L’inspiration qui a poussé le sport à y avoir recours
My Major Company, la plateforme de crowdfunding spécialisée dans les projets artistiques, s’est distinguée par son label de musique performant. Lorsqu’en 2008, le chanteur Grégoire a récolté en 2 mois les 70000 euros nécessaires à la concrétisation de son premier album et que cet investissement s’est avéré payant avec le succès rencontré par le tube « Toi + Moi », la société cofondée par le fils de Jean-Jacques GOLDMAN est apparue comme le leader du financement participatif culturel en France.
Le sport a été séduit par le retour sur investissement proposé aux « crowdfunders ». En effet, les internautes ayant participé à l’aboutissement d’un projet se partagent un pourcentage des recettes nettes dégagées par les ventes physiques et numériques du projet.

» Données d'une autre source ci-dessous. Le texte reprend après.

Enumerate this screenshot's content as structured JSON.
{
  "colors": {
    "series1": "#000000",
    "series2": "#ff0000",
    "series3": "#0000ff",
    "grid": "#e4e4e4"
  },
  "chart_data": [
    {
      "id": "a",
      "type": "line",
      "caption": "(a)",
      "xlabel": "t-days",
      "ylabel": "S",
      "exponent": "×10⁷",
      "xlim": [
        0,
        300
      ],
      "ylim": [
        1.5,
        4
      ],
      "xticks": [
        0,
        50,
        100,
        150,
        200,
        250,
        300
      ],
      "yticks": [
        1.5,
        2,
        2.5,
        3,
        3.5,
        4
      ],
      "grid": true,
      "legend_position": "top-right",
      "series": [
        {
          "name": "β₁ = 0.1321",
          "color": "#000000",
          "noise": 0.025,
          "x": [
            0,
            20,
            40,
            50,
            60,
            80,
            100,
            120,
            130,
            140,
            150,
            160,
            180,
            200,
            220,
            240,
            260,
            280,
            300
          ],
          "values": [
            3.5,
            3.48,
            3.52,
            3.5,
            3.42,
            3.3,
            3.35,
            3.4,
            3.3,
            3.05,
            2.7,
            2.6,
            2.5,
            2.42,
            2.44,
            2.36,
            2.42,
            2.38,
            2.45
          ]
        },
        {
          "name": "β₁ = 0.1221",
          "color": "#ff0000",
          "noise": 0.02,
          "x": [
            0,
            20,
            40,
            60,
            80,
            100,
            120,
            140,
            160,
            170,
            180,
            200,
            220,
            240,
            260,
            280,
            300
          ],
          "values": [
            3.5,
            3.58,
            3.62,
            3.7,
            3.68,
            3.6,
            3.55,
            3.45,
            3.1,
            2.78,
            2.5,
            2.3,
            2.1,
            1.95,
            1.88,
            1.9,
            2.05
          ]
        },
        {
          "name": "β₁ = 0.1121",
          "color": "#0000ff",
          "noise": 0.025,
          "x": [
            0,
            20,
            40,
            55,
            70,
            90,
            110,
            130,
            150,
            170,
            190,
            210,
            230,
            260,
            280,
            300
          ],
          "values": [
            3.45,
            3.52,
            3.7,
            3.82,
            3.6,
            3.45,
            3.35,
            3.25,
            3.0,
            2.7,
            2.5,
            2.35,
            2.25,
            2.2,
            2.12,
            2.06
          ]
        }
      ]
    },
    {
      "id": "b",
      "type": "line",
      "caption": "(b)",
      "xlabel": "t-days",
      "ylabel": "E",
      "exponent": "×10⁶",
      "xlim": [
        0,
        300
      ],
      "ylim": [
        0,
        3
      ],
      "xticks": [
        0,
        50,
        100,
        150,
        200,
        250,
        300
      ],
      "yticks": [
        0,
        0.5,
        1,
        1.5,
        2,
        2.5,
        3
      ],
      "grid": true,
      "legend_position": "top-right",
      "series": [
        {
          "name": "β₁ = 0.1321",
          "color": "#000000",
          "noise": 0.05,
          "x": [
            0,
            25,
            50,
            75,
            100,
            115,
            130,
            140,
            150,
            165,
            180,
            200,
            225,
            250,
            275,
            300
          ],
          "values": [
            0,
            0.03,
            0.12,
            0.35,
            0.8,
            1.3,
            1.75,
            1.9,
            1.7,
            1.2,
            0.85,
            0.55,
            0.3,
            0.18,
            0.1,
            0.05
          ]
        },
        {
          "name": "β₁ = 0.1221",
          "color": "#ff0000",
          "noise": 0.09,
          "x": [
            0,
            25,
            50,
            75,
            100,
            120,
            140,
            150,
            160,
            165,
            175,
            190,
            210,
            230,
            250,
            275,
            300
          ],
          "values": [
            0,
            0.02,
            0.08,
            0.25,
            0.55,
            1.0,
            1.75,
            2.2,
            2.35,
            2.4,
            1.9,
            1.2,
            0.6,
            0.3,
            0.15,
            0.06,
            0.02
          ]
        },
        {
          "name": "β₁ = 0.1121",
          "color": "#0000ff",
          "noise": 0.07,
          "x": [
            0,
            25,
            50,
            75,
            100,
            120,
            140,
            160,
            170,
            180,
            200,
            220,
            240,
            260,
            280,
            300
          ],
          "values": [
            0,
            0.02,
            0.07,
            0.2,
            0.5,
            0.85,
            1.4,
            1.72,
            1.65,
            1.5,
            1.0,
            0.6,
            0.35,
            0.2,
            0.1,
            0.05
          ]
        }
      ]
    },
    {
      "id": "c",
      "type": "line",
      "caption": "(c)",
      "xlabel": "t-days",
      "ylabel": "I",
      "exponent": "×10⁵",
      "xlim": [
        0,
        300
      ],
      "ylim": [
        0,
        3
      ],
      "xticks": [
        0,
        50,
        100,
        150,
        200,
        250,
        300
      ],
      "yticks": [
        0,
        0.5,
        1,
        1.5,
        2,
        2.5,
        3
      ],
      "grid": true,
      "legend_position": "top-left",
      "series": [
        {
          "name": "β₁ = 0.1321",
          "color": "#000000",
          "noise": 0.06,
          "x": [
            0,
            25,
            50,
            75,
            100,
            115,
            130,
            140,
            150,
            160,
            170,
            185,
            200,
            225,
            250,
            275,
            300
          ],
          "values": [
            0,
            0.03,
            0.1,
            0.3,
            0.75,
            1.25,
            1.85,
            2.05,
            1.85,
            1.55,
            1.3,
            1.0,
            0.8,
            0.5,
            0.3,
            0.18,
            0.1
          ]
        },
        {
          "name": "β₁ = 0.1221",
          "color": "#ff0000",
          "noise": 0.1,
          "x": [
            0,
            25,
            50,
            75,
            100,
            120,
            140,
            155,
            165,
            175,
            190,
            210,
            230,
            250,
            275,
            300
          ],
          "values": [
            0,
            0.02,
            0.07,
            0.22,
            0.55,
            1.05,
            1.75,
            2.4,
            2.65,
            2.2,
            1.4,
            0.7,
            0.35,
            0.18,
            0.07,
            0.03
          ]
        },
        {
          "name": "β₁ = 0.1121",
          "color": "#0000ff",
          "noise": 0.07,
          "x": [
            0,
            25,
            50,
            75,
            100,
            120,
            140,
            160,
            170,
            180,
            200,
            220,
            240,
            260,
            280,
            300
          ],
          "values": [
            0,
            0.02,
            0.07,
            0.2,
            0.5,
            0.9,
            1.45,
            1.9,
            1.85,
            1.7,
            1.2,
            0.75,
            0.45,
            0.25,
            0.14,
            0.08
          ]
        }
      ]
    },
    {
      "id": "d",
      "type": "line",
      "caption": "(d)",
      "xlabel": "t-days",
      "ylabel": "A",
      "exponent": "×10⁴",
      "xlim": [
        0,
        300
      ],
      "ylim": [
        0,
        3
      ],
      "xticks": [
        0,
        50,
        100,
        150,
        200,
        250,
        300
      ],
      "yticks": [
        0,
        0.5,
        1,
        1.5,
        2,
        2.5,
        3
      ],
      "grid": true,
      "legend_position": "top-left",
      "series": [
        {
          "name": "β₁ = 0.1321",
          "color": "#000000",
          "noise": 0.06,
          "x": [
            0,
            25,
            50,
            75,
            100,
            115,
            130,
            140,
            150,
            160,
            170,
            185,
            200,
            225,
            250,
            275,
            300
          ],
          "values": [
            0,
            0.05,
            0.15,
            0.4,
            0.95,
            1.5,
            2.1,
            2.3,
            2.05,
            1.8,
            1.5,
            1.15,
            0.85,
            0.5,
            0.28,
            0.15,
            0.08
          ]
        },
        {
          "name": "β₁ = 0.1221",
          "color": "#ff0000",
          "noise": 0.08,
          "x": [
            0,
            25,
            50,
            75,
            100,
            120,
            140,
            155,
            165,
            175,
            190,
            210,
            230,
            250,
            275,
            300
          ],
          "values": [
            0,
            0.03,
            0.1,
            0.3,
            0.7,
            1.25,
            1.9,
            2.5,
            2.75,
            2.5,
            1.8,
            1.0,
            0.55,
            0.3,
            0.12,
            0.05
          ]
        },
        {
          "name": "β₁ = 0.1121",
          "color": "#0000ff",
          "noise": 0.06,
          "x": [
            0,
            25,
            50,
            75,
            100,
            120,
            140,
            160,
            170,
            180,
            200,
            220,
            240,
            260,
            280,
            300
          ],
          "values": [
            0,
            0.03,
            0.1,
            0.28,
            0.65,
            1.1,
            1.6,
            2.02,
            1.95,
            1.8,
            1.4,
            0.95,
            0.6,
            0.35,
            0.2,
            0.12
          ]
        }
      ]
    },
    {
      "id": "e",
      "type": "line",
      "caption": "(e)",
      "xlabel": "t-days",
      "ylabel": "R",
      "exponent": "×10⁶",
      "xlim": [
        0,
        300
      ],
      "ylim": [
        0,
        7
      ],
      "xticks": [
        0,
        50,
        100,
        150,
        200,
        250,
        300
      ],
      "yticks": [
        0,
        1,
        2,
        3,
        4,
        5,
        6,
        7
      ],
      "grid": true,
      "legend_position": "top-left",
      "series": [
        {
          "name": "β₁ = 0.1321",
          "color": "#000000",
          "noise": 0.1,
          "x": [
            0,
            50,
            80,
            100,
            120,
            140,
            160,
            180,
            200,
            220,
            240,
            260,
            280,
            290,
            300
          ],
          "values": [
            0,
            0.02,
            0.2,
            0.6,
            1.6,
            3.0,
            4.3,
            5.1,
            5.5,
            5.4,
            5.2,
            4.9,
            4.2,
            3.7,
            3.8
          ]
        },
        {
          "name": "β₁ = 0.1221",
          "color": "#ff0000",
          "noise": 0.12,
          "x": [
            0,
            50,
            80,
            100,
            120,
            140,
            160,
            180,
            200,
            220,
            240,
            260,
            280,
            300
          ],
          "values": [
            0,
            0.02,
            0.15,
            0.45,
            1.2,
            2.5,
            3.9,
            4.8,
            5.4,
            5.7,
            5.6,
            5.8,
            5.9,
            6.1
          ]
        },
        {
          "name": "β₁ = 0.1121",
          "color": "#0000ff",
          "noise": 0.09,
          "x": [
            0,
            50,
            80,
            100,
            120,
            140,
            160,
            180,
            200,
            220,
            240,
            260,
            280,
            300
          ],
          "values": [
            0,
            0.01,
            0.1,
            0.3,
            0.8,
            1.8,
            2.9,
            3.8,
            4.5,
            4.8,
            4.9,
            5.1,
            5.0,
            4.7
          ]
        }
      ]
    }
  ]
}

Le RC Lens : un échec par manque de légitimité
En 2012, le club de football des Sang et Or a lancé l’opération MonRCLens.com. En collaboration avec My Major Company, cette opération fut la première expérience dans le domaine du football français en matière de financement participatif. Le club invitait ses fans à voter pour les messages qu’ils auraient souhaité voir apparaître sur le maillot des joueurs. Le projet, pour qu’il soit abouti, nécessitait l’apport de 250 000 euros de la part des contributeurs. Les contreparties proposées par le club étaient alléchantes pour les fans les plus généreux : poser avec les joueurs sur la photo officielle du club, donner le coup d’envoi d’un match, partager une journée d’entraînement avec les joueurs et le staff, immersion au sein de l’équipe le jour d’un match… Pourtant, le succès n’a pas été au rendez-vous. Seulement un peu plus de 5000 euros ont été rassemblés deux mois après le lancement. On peut expliquer cet échec par le caractère inapproprié du projet sur une plateforme de crowdfunding culturel où les contributeurs méconnaissent les spécificités du sport.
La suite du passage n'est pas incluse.